Besides, it’s cool to just step out of a shower and say, “Y’know, I don’t have to dry off if I don’t want to.” More than anything else, that feels like you’re breaking the law somehow.
Of course, now, you want to try everything naked. Except sex, actually … ’cause everyone does that naked or in some degree of undress. In the clothing-optional community, sex seems like, well, kind of a pedestrian use of this newfound feeling of lighter-than-air flight. It would be like, don’t know, being granted once-in-a-lifetime use of a magical time-machine—and then just using it to go back two days so you could pay your electric bill on time.
Which is not to say that there is no eros afoot, being that eros, in Greek, is the form of love associated with innocence and lust and sensuality and playing in your mashed potatoes when you’re three years old. Parents can usually shame and scold the eros right out of you, fortunately, and turn you into a little Donald Trump zombie, so not to worry. But here, those of the same and opposite sex stop being amalgamations of body parts and start becoming beautiful one and all–fat, wrinkled, grey haired up and down. You begin to see people in their totality and vulnerability and frailty and ferocious glory and suddenly everyone seems lovely and everyone has the heart of a lion and you would lay down your life for every one of these magnificent creatures.
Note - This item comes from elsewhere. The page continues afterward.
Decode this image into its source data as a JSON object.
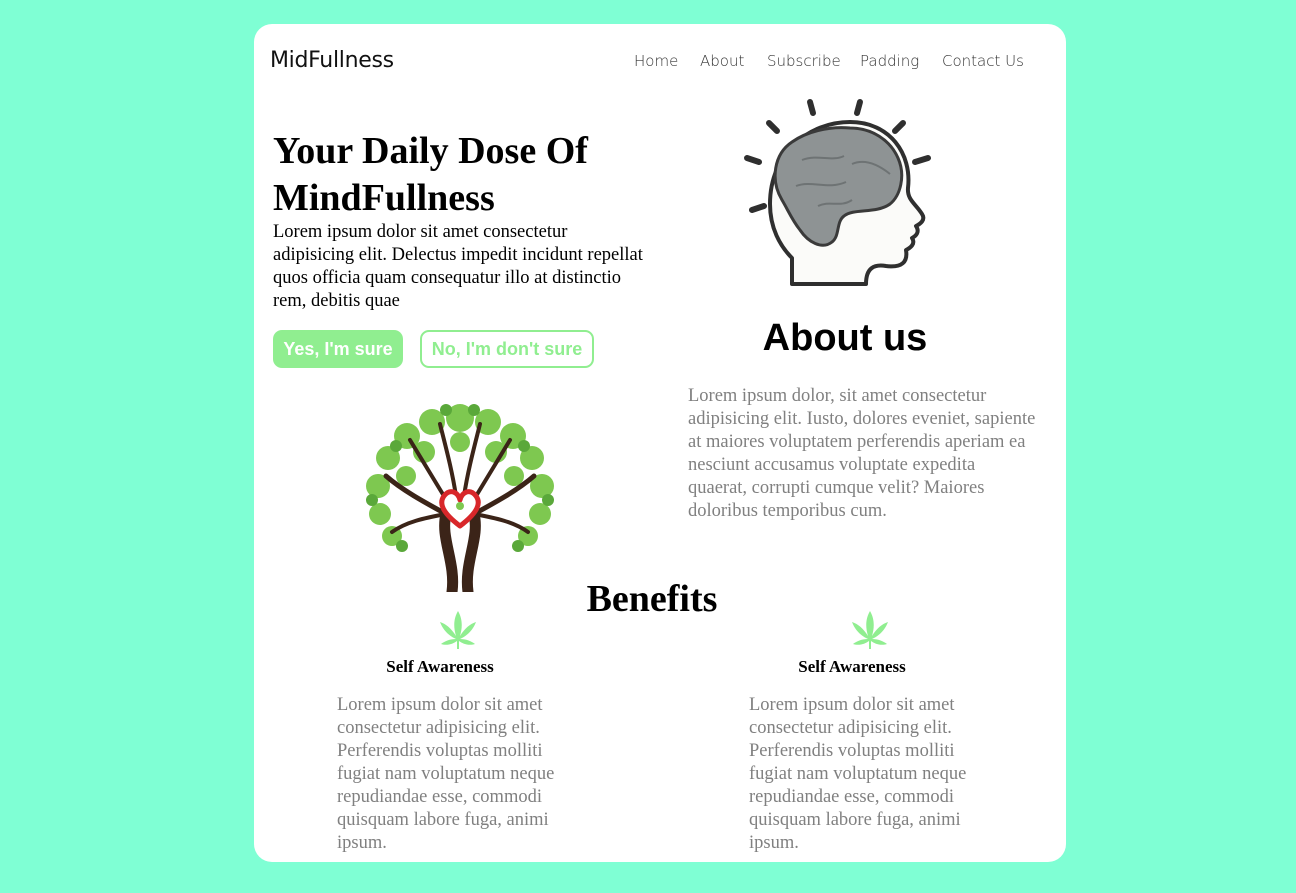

And sometimes someone of any age and body type can say something beautiful and clever and you find this faint twinge of arousal and are turned on, not by their bodies but by their minds and their hearts.
And just as soon that magical moment passes and now we’re all gonna go play kickball or swim or move on to the next thing that gives us an excuse to feel the world against our skin, chafed by cloth and buried for so many years from the “real world.” We’ve been two degrees of separation from being an android head in a polyester box and we didn’t even know it … but here we are real.
This is, after all, a collection of sensations felt by the heart, not a thesis to be cogitated and intellectually masturbated upon, peer-reviewed and published. It is feeling, and it is glorious.
Suddenly: The workshop is over and it feels terribly peculiar to be covering up your lovely body with clothes, and everyone goes back to life in L.A. with tiny unspoken sadness as we return to the prison of our manufacture.
Years pass. Today I live on 10.6 acres of forested seclusion, seven miles south of Stillwater, Oklahoma.
Occasionally in the spring or fall (when the bitey creatures aren’t so abundant), I’ll dart out the door straight out of the shower if the dogs or cats are fighting or the chickens start squawking–and then right back in to suit up because that’s what I’m supposed to do.
Nevertheless, a tiny remnant of the wild, naked man remains. Ever since I saw that movie Never Cry Wolf, I still make a point of peeing outside whenever it’s convenient; it’s good nitrogen for the depleted Oklahoma soil, conserves flushing, and my dogs think I’m the only human they’ve ever known who “gets it.” And they will, like clockwork, line up and mark their territory just to the other side of where I’ve marked mine. I don’t know exactly what we’re all saying in dog-speak, but it seems grave and serious and like initiatory process to them, so they condescend and I play along. They were here before me, after all, so who am I to think I know more than they do?
Mostly, though, I conform. I step back into the grey haze and go to my job, carrying my hangups and neuroses about in the same unique designer backpack that everyone else bought. But I remember, once, fumbling with the cables, hot-wiring the connection to my soul, and taking it for a ride. And I’d been taught all my life that was like Grand Theft Auto. I did it once, and I hope to get back there or die trying.